Holliday has warned that the UK faces a pivotal year as decisions loom on replacing critical assets, many of which are now 50 years old, with new infrastructure that will enable the country to cut carbon dioxide levels by a third ahead of the 2020 deadline.

"We cannot underestimate the scale of the engineering challenge that will be needed to deliver a sustainable energy future - one which I believe is going to lead to a renaissance in engineering," he said.

He believes the targets are "ambitious and demanding" - because a quarter of the UK’s energy plants will be retired by 2020 - and he stressed that the UK must become less reliant on coal and embrace wind power, nuclear options plus carbon capture and storage (CCS) technologies.

"The biggest increase will be in wind power with current plans set to target 15 per cent of the energy mix by 2020 and up to a third of generation capacity by 2030, from less than two per cent today," said Holliday.

He predicts that gas will continue to play a big part in electricity generation and is likely to provide about a third of the UK’s energy mix in 2030, although it will be used predominately as a back-up to wind technology.

"We are headed for a greater diversity in electricity generation coming from a much greater geographic spread. We have to plan for flexibility in the system to manage more intermittent energy flows because a large share of our energy will rely on when and where the wind blows," he added.

Chief executive Steve Holliday said National Grid expects new renewables to provide about 12 per cent of capacity by 2030 - essential to allow the UK to be flexible in adopting new technology. Reassuringly, he added that venture capitalists invested more than 12 billion pounds in clean technology firms in 2010, a 30 per cent increase from 2009.

National Grid is an international electricity and gas company and one of the largest investor-owned energy groups in the world.
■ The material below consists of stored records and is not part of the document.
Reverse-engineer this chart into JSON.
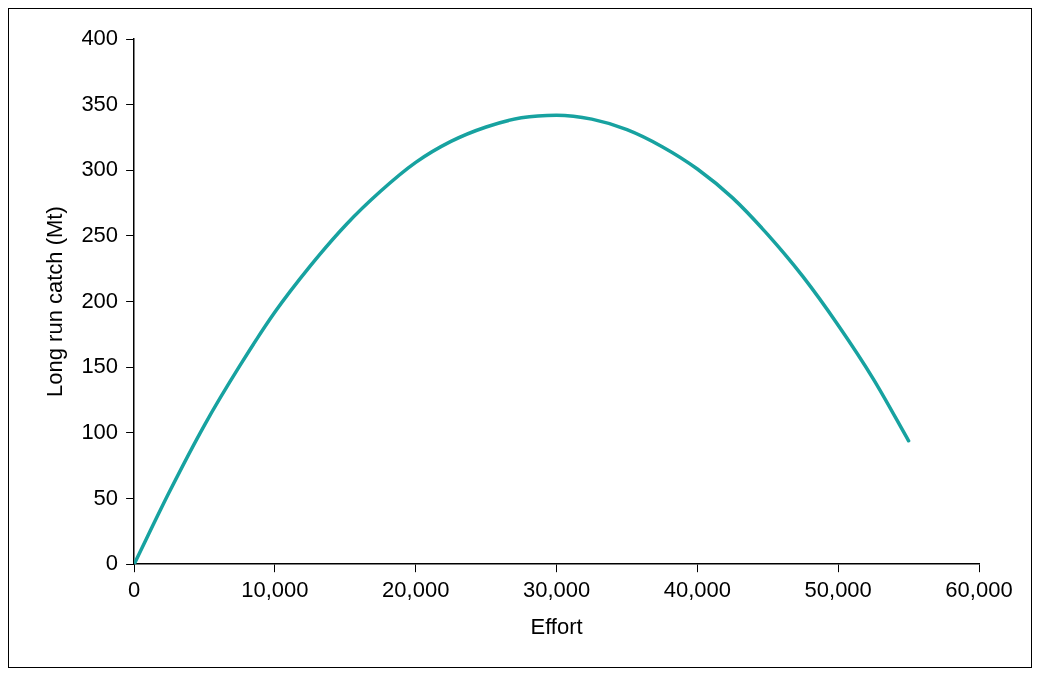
{
  "chart_data": {
    "type": "line",
    "xlabel": "Effort",
    "ylabel": "Long run catch (Mt)",
    "x": [
      0,
      2500,
      5000,
      7500,
      10000,
      12500,
      15000,
      17500,
      20000,
      22500,
      25000,
      27500,
      30000,
      32500,
      35000,
      37500,
      40000,
      42500,
      45000,
      47500,
      50000,
      52500,
      55000
    ],
    "series": [
      {
        "color": "#17a2a0",
        "values": [
          0,
          55,
          106,
          151,
          192,
          227,
          258,
          284,
          306,
          322,
          333,
          340,
          342,
          339,
          331,
          318,
          301,
          279,
          251,
          219,
          182,
          141,
          94
        ]
      }
    ],
    "xlim": [
      0,
      60000
    ],
    "xticks": [
      {
        "value": 0,
        "label": "0"
      },
      {
        "value": 10000,
        "label": "10,000"
      },
      {
        "value": 20000,
        "label": "20,000"
      },
      {
        "value": 30000,
        "label": "30,000"
      },
      {
        "value": 40000,
        "label": "40,000"
      },
      {
        "value": 50000,
        "label": "50,000"
      },
      {
        "value": 60000,
        "label": "60,000"
      }
    ],
    "ylim": [
      0,
      400
    ],
    "yticks": [
      0,
      50,
      100,
      150,
      200,
      250,
      300,
      350,
      400
    ],
    "grid": false,
    "legend": false,
    "marker": "none",
    "line_style": "solid"
  }
}
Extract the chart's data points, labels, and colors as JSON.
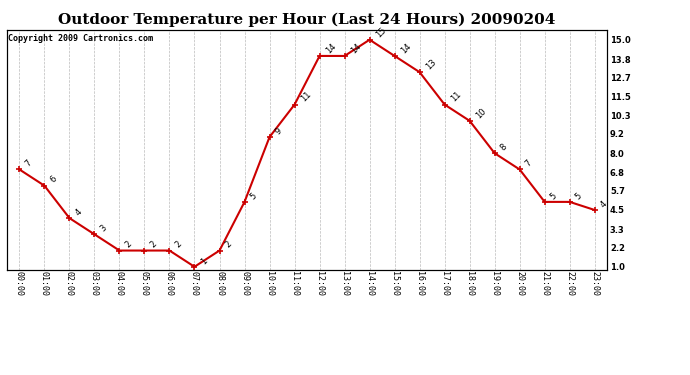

It plays a vital role in delivering gas and electricity to many millions of people across Britain and north-eastern United States in an efficient, reliable and safe manner.

The company owns the high-voltage electricity transmission network in England and Wales and operates the system across Britain. It also owns and operates the high pressure gas transmission system in Britain and its distribution business delivers gas to 11 million homes and firms.

Holliday warned that: "Enormous investment in the industry is needed in the next decade. Ofgem [Office of Gas & Electricity Markets - the regulator] says that we need 200 billion pounds of investment by 2020 to upgrade our outdated energy assets. Crucial decisions are being made this year with the upcoming electricity market review and the network regulatory reviews. It is absolutely vital that the frameworks provide the incentives needed."

He believes that investors need conditions that reduce the cost of capital and make sure that much-needed finance becomes available. He also said that the UK’s legislation and regulation needs to be attractive to entice global players.

Holliday stressed the importance of not over-burdening the UK economy with unnecessary costs in today’s precarious financial climate but being efficient with resources in order to meet the renewable energy targets.

"As we embark on this investment programme we need to focus on affordability. But the shift to a low-carbon economy will bring with it new jobs, new businesses, new technologies - and the UK needs to participate in that opportunity and the growth it will create," he added.